Thursday, July 8, 2010
Update on killdeer chicks day 3. Also, 3 new chicks found!
Day three and I could only find two at a time each time I visited. They scatter, now, when I approach and hide behind rocks. They still freeze when I approach, which may be a problem, but at least they move out of the way when I initially walk up. And, they hide behind or near larger rocks, so, their chances of accidentally getting stepped on is lower.
In the morning, I found two on the shore and I thought I heard a third peeping in the bushes. I photographed the two which seem to be the biggest and the middle sized one.
Later, when I came back, they had moved into a brushy area and, again, I saw only two in the brush and maybe heard a third hiding in some nearby reeds. I think the two I saw were the biggest and the smallest.
The parents seem to be not as excited with me there, except when I start looking through the brush for their chicks. They also don't like me being on one stretch of land which is actually far, far away from where their chicks are at, but where I can still watch them. When I leave this area, they go out on the road and do broken wing acts. People don't really understand what's going on, though. Hopefully, they won't hurt anyone and I won't get blamed if they do.

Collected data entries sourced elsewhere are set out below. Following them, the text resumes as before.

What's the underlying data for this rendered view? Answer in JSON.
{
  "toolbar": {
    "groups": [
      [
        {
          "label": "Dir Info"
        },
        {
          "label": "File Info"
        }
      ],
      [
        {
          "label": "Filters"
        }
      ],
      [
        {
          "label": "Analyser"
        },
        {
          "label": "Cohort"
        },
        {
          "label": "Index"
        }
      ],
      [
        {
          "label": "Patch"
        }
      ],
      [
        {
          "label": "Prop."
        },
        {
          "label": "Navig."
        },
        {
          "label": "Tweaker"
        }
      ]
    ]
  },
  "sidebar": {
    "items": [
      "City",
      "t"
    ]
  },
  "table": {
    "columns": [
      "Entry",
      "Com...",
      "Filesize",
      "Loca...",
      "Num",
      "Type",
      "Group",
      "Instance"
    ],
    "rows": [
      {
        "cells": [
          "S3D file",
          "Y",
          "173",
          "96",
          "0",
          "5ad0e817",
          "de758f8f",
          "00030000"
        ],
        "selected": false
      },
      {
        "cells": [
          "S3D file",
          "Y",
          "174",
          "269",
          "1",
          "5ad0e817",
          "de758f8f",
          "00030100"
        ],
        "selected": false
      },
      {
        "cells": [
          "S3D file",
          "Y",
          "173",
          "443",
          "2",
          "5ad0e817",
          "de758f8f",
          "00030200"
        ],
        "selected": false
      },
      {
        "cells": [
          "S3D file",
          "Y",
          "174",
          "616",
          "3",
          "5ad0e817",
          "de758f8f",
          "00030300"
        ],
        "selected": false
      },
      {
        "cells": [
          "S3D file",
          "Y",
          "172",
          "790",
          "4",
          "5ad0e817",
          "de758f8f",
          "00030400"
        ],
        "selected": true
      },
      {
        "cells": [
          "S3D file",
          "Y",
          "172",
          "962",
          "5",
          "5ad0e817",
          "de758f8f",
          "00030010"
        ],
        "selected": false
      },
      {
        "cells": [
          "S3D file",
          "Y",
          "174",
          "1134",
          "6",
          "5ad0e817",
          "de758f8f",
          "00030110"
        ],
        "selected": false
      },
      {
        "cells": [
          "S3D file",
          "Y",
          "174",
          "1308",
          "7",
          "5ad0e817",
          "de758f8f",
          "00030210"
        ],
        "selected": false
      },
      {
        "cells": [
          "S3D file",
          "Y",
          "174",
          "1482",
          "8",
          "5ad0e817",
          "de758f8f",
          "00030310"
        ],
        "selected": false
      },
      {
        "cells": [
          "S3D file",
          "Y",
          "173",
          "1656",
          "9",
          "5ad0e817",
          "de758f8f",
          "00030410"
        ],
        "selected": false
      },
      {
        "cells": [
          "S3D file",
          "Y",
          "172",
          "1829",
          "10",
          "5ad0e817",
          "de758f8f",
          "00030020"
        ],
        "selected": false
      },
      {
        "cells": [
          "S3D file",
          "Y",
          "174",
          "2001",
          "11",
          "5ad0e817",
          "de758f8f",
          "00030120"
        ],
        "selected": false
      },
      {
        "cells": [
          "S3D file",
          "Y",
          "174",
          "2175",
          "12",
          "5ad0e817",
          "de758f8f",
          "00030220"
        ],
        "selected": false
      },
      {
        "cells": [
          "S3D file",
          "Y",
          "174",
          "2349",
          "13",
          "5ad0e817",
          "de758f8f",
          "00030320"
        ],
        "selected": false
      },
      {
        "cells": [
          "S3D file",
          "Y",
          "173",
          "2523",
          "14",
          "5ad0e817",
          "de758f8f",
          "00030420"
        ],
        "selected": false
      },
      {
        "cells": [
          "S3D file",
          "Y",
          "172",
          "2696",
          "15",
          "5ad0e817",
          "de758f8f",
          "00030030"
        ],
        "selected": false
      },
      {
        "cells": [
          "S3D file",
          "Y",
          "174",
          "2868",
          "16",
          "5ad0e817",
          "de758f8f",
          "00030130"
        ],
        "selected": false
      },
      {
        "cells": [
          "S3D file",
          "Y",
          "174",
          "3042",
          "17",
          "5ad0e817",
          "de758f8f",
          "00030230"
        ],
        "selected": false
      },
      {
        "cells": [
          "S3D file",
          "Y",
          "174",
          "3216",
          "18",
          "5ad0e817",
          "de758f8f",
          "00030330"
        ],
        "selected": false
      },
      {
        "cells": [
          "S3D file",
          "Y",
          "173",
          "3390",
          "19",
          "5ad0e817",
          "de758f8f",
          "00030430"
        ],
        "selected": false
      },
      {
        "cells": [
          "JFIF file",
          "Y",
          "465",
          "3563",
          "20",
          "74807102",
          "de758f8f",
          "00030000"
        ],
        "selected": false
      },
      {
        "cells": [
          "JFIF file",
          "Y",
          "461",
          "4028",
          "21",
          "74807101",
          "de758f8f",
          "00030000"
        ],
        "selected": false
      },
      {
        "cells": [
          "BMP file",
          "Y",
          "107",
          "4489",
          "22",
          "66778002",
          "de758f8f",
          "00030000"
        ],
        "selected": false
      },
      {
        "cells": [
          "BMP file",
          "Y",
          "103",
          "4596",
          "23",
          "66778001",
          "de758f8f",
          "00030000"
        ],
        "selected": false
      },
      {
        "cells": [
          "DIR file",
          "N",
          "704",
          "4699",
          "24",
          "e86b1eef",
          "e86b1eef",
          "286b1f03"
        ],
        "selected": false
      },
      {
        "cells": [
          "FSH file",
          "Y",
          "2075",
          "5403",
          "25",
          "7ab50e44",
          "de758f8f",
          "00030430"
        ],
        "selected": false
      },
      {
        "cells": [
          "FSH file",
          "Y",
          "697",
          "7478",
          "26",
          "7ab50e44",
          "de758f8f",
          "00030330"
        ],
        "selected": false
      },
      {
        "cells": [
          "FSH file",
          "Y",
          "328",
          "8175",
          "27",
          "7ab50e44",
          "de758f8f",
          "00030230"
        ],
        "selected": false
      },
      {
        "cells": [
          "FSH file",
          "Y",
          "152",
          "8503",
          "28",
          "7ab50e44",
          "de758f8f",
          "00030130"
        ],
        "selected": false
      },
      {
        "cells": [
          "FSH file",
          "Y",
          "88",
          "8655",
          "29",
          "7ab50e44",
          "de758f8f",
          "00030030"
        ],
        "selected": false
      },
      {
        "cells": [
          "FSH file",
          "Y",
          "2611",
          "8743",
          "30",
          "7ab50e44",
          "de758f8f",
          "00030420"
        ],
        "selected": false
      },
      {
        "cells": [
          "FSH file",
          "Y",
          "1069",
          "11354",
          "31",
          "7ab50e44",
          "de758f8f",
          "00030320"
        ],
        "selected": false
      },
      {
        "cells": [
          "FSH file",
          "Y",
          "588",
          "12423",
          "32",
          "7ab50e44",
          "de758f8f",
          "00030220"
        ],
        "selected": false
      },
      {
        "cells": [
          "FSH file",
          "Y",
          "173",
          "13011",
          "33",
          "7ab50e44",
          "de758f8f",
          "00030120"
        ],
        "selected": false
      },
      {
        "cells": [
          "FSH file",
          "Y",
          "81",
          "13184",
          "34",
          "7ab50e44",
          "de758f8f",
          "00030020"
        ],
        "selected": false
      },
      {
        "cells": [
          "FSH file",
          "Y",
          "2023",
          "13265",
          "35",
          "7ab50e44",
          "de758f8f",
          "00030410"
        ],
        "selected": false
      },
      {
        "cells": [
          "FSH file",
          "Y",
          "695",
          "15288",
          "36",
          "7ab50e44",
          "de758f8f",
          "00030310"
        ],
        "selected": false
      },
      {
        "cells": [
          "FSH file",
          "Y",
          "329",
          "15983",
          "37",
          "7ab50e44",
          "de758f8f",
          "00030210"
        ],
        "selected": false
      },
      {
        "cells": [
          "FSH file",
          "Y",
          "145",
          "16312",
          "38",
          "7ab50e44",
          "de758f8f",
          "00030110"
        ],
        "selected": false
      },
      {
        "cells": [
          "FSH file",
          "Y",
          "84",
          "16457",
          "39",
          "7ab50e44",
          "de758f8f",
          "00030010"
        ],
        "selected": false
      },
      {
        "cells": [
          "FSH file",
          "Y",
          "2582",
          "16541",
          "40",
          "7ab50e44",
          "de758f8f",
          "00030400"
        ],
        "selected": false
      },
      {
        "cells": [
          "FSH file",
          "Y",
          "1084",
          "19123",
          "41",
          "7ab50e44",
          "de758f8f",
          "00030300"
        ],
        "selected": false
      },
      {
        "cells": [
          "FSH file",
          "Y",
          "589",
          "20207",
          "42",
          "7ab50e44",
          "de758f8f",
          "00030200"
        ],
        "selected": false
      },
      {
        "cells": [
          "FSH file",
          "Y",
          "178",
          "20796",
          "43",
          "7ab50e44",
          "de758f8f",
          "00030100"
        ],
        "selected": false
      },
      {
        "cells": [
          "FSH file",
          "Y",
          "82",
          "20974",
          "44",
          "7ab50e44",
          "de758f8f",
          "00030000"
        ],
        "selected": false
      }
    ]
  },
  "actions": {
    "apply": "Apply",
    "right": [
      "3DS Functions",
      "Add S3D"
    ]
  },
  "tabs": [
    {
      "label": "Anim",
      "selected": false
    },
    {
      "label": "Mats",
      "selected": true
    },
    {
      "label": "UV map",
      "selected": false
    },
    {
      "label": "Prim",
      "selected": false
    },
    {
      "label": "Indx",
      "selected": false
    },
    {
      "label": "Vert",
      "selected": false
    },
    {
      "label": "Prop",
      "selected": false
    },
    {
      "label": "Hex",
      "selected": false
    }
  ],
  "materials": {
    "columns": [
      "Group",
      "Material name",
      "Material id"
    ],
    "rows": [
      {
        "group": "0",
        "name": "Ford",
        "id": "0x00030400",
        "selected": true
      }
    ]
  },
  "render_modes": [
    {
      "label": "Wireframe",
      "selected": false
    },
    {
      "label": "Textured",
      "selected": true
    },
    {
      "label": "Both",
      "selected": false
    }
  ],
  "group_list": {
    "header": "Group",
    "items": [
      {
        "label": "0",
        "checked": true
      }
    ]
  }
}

When M2 was up on the road trying to distract me, he noticed the Cooper's hawk that was perching nearby. It's not unusual to see that hawk there and he was probably not watching the chicks, but M2 attacked him and chased him away.
Three new chicks discovered
I found three new chicks in an area where I rarely go, but I was only physically able to get a look at one chick. There were definitely two more as their peeping was really loud and distinct. I am unfamiliar with the parents. They were in a very brushy area that has a steep slope behind it. Except for coyotes in the area, they are very well protected from just about everything that could get them. I won't be attempting to observe them very often because by the time I find a way down to them, they have already scattered into the brush. It's very hard to observe them there because, even though I see the parents go into the brush to attend them, it's hard to actually see them. They appear to be a couple of days older than M1 and F3's chicks as the one I saw is almost double the size of theirs.
Next update is several days away during the weekend when people will be fishing on the shore and picking up trash there, too. I hope that their human evasion techniques will be better by then as they will be almost a week old and 25% grown. I am also hoping that no one hurts them or their parents because of the racket they raise or because they don't understand their behavior.
Hopefully, I will see all three together, but it's unlikely. And, hopefully, there will be happy updates to come.